Zachary respira profundamente, por mais
que tivesse imaginado este momento algumas vezes a dificuldade não era menor. O
passado é um lugar perigoso para se visitar, entre lembranças felizes e
memórias dolorosas é fácil ficar perdido, se não tiver cuidado pode-se terminar
vivendo apenas em função dele.
Ele começou a contar a história a partir
do seu próprio passado, não sabia ao certo o porquê disso, se queria apenas
adiar mais um pouco a verdade ou se queria dividir com Mark aquelas lembranças
como uma forma de fazê-lo voltar a confiar nele.
Começou a contar a partir do incêndio na
abadia onde seu irmão Holger morreu. Zachary tinha ficado devastado, na sua
frente seu passado e presente, tudo que ele era reduzido a cinzas, o futuro
parecia vazio, tudo havia ido embora.
Os outros garotos procuraram Zachary,
queriam que ele os liderasse, os dissesse o que fazer, mas ele se sentia
perdido, não conseguia encontrar o próprio caminho, e também não se importava
com o destino dos outros, com o destino de ninguém.
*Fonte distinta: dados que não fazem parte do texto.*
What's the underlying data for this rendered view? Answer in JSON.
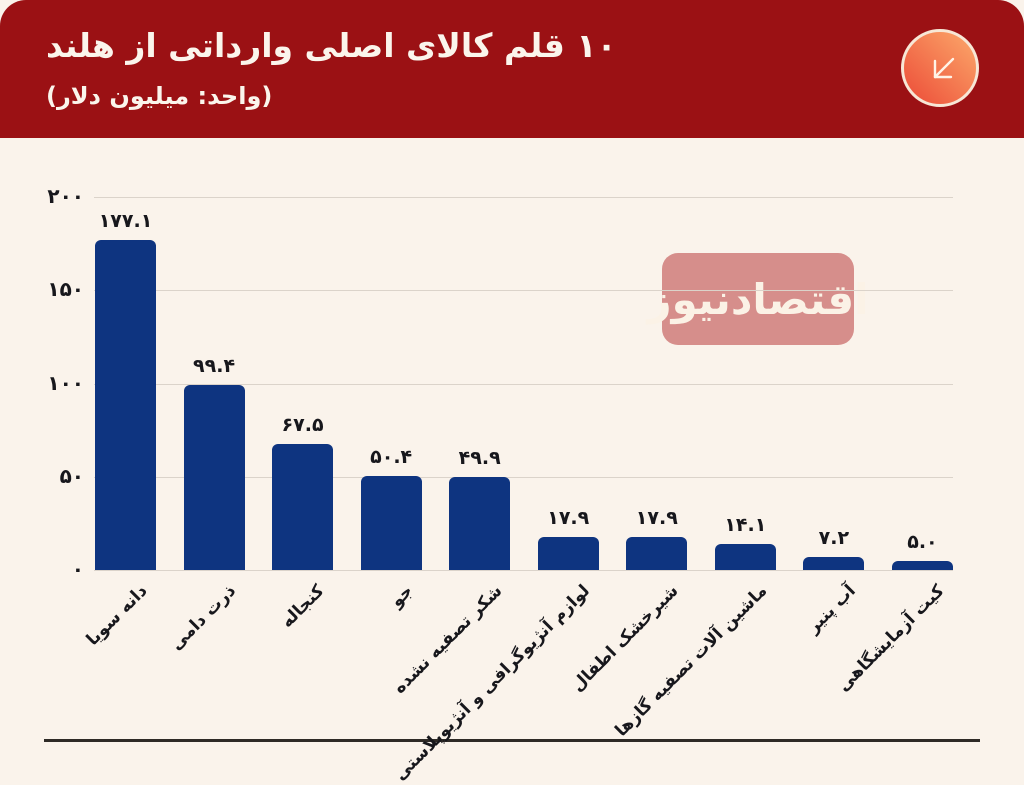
{
  "header": {
    "title": "۱۰ قلم کالای اصلی وارداتی از هلند",
    "subtitle": "(واحد: میلیون دلار)",
    "background_color": "#9b1114",
    "text_color": "#fbf5ec",
    "brand_icon": {
      "name": "arrow-down-left-icon",
      "gradient_start": "#ec4b37",
      "gradient_end": "#fca96b",
      "arrow_color": "#fff3e6"
    }
  },
  "watermark": {
    "label": "اقتصادنیوز",
    "background_color": "#d68e8b",
    "text_color": "#fbf2e6"
  },
  "chart_data": {
    "type": "bar",
    "title": "۱۰ قلم کالای اصلی وارداتی از هلند",
    "subtitle": "(واحد: میلیون دلار)",
    "unit": "میلیون دلار",
    "categories": [
      "دانه سویا",
      "ذرت دامی",
      "کنجاله",
      "جو",
      "شکر تصفیه نشده",
      "لوازم آنژیوگرافی و آنژیوپلاستی",
      "شیرخشک اطفال",
      "ماشین آلات تصفیه گازها",
      "آب پنیر",
      "کیت آزمایشگاهی"
    ],
    "values": [
      177.1,
      99.4,
      67.5,
      50.4,
      49.9,
      17.9,
      17.9,
      14.1,
      7.2,
      5.0
    ],
    "value_labels": [
      "۱۷۷.۱",
      "۹۹.۴",
      "۶۷.۵",
      "۵۰.۴",
      "۴۹.۹",
      "۱۷.۹",
      "۱۷.۹",
      "۱۴.۱",
      "۷.۲",
      "۵.۰"
    ],
    "y_axis": {
      "tick_values": [
        200,
        150,
        100,
        50,
        0
      ],
      "tick_labels": [
        "۲۰۰",
        "۱۵۰",
        "۱۰۰",
        "۵۰",
        "۰"
      ]
    },
    "ylim": [
      0,
      200
    ],
    "grid": true,
    "legend": false,
    "bar_color": "#0e3480",
    "background_color": "#faf3eb",
    "gridline_color": "#dbd3ca",
    "label_color": "#17171c"
  }
}
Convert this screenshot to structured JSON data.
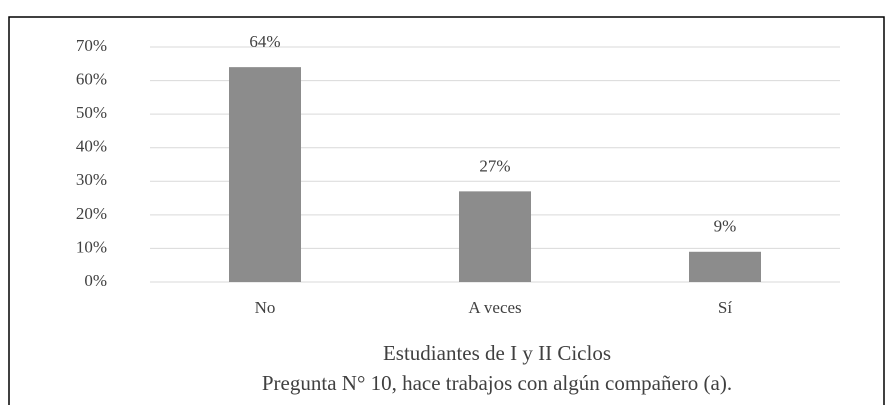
{
  "chart_data": {
    "type": "bar",
    "categories": [
      "No",
      "A veces",
      "Sí"
    ],
    "values": [
      64,
      27,
      9
    ],
    "value_labels": [
      "64%",
      "27%",
      "9%"
    ],
    "color": "#8c8c8c",
    "ylim": [
      0,
      70
    ],
    "yticks": [
      {
        "value": 0,
        "label": "0%"
      },
      {
        "value": 10,
        "label": "10%"
      },
      {
        "value": 20,
        "label": "20%"
      },
      {
        "value": 30,
        "label": "30%"
      },
      {
        "value": 40,
        "label": "40%"
      },
      {
        "value": 50,
        "label": "50%"
      },
      {
        "value": 60,
        "label": "60%"
      },
      {
        "value": 70,
        "label": "70%"
      }
    ],
    "grid": true,
    "xlabel": "Estudiantes de I y II Ciclos",
    "caption": "Pregunta N° 10, hace trabajos con algún compañero (a)."
  }
}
Por alguns meses ele apenas vagou sem
rumo, até chegar a uma cidade onde ele encontrou uma garota possuída por um
demônio. Zachary sabia o que fazer, com alguma sorte conseguiu exorcizar o
demônio sem matar a garota, o padre então o enviou até um bispo, a Igreja
precisava dos serviços de um exorcista como ele.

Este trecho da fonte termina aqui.